Em 2005, Seligman propõe um modelo de coaching de Psicologia Positiva chamado Authentic Happiness Coaching, ou Coaching da Felicidade, com o objetivo de oferecer um conjunto de técnicas para estimular a felicidade. Baseia-se na ideia de que a felicidade pode ser alcançada por todos e que as habilidades envolvidas na criação de uma vida mais feliz podem ser aprendidas. Isso inclui o ensino de habilidades para o pensamento otimista; a identificação e utilização dos pontos fortes; e o desenvolvimento de relações positivas.

VISÕES

Coaching e Psicologia Positiva são ramos que podem ter relação direta com a terapia cognitivo­ comportamental (TCC). Os autores Mônica Portella e Maurício Canton Bastos, durante o período que tiveram contato com alunos de diversas origens, interessados na formação em TCC, no Centro de Psicologia Aplicada e Formação em TCC (CPAF-RJ), encontraram muitas visões (crenças) a respeito desse modelo. Alguns consideram que essa é uma terapia superficial, que trata de sintomas, mas não se aprofunda nas reais fontes dos conflitos, de modo a gerar resultados apenas transitórios e paliativos. Outros consideram o modelo como rígido e inflexível, de modo a apenas beneficiar algumas poucas categorias de pacientes. Outros ainda consideram que esse é um modelo baseado na aplicação de princípios estudados em ratos e outros animais e que não fazem justiça à complexa subjetividade do sujeito.

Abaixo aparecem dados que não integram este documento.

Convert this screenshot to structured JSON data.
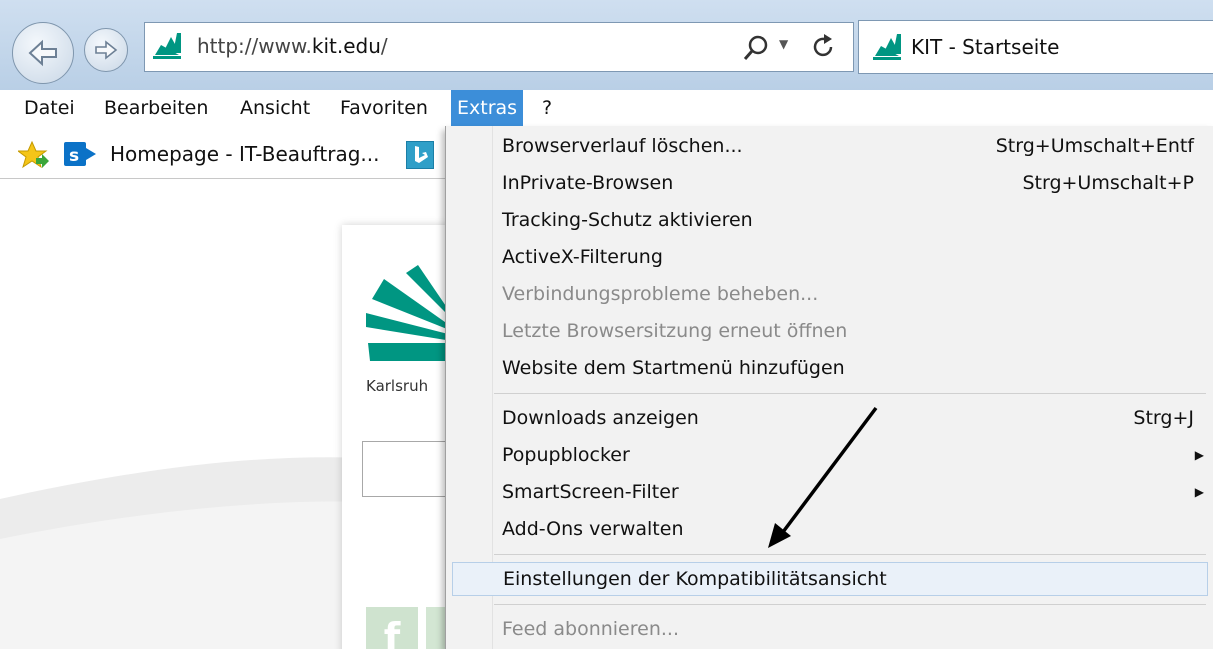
{
  "toolbar": {
    "url": "http://www.kit.edu/",
    "url_prefix": "http://www.",
    "url_domain": "kit.edu",
    "url_suffix": "/",
    "tab_title": "KIT - Startseite"
  },
  "menubar": {
    "items": [
      "Datei",
      "Bearbeiten",
      "Ansicht",
      "Favoriten",
      "Extras",
      "?"
    ]
  },
  "favorites_bar": {
    "homepage_label": "Homepage - IT-Beauftrag..."
  },
  "page": {
    "logo_caption": "Karlsruh"
  },
  "extras_menu": {
    "items": [
      {
        "label": "Browserverlauf löschen...",
        "shortcut": "Strg+Umschalt+Entf"
      },
      {
        "label": "InPrivate-Browsen",
        "shortcut": "Strg+Umschalt+P"
      },
      {
        "label": "Tracking-Schutz aktivieren",
        "shortcut": ""
      },
      {
        "label": "ActiveX-Filterung",
        "shortcut": ""
      },
      {
        "label": "Verbindungsprobleme beheben...",
        "shortcut": "",
        "disabled": true
      },
      {
        "label": "Letzte Browsersitzung erneut öffnen",
        "shortcut": "",
        "disabled": true
      },
      {
        "label": "Website dem Startmenü hinzufügen",
        "shortcut": ""
      },
      {
        "label": "Downloads anzeigen",
        "shortcut": "Strg+J"
      },
      {
        "label": "Popupblocker",
        "shortcut": "",
        "submenu": true
      },
      {
        "label": "SmartScreen-Filter",
        "shortcut": "",
        "submenu": true
      },
      {
        "label": "Add-Ons verwalten",
        "shortcut": ""
      },
      {
        "label": "Einstellungen der Kompatibilitätsansicht",
        "shortcut": "",
        "highlighted": true
      },
      {
        "label": "Feed abonnieren...",
        "shortcut": "",
        "disabled": true
      }
    ]
  },
  "colors": {
    "kit_green": "#009682",
    "menu_active": "#3c8ed9",
    "bing_blue": "#2f9fc8",
    "sharepoint_blue": "#0b72c7"
  }
}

Muitas outras concepções distorcidas são apresentadas, mas vamos destacar essas como estando na base da maioria delas. Além disso, a TCC recentemente vem ampliando o escopo de suas intervenções a partir do que vem sendo conhecido como a terceira onda nas TCCs.

As abordagens de terceira onda incluem a valorização cada vez maior do uso da relação terapêutica como instrumento de mudança, a importância das emoções como estratégias de intervenção e, até mesmo, a inclusão da releitura de estratégias milenares (meditação) como técnica para potencializar o processo terapêutico. O objetivo é apresentar uma visão ampliada da TCC, a partir das descobertas oriundas dos estudos em Psicologia Positiva e sistemas dinâmicos.